Maximum Cardinality Bipartite Matching
Application Description
Given a graph G, a matching M is a subset of edges where no two edges share an endpoint. The cardinality |M| of M is the number of edges in M . Given an unweighted bipartite graph G = (V, E) V = (A, B), the maximum cardinality bipartite matching problem is to find a matching with maximum cardinality.
Algorithm
Algorithms to solve this problem try to extend existing matchings by finding augmenting paths. When there are no more augmenting paths, the matching is a maximum matching.

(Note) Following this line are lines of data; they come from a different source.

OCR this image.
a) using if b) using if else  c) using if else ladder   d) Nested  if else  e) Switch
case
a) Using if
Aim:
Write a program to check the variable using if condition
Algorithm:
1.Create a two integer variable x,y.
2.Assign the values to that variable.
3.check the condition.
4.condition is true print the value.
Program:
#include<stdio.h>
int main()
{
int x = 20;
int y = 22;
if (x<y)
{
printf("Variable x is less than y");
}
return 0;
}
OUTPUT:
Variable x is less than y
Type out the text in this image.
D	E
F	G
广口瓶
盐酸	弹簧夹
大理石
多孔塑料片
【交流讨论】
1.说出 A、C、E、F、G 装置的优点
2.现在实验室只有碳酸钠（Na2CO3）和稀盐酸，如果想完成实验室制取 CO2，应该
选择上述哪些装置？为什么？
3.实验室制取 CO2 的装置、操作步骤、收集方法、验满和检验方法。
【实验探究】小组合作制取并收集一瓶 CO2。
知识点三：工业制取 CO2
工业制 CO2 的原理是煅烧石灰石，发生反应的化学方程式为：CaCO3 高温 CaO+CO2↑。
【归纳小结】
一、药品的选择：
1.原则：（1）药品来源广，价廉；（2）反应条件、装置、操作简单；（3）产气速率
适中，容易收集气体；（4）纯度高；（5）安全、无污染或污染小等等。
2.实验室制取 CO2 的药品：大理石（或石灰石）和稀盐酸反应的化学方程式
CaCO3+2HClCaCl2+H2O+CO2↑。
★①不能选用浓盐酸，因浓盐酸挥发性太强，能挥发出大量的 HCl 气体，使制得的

The Ford-Fulkerson algorithm [1] visits each node in A trying to find an augmenting path at each. It has complexity O(|V||E|). The Alt-Blum-Mehlhorn-Paul (ABMP) algorithm [1] tries to find the shortest augmenting path first. After all the augmenting paths of less than a particular length are found or the number of unmatched nodes is reduced to a particular size, the algorithm applies the Ford-Fulkerson algorithm to complete the matching. The ABMP algorithm has complexity O(|E|sqrt(|V|)).
This benchmark implements the Alt-Blum-Mehlhorn-Paul algorithm.
[1] K. Mehlhorn and S. Naeher. LEDA: A Platform for Combinatorial and Geometric Computing. Cambridge University Press, 1999.
Data Structures
There are two key data structures used in this algorithm:
- Priority Scheduler
- The ABMP algorithm uses priority on tasks to find the shortest augmenting paths first.
- Directed Graph
- The algorithm successively reads and updates a graph.
Performance
Figure 3 and Figure 4 show the execution time in seconds and self-relative speedup (speedup with respect to the single thread performance), respectively, of this algorithm
Machine Description
Performance numbers are collected on a 4 package (14 cores per package) Intel(R) Xeon(R) Gold 5120 CPU machine at 2.20GHz from 1 thread to 56 threads in increments of 7 threads. The machine has 192GB of RAM. The operating system is CentOS Linux release 7.5.1804. All runs of the Galois benchmarks used gcc/g++ 7.2 to compile.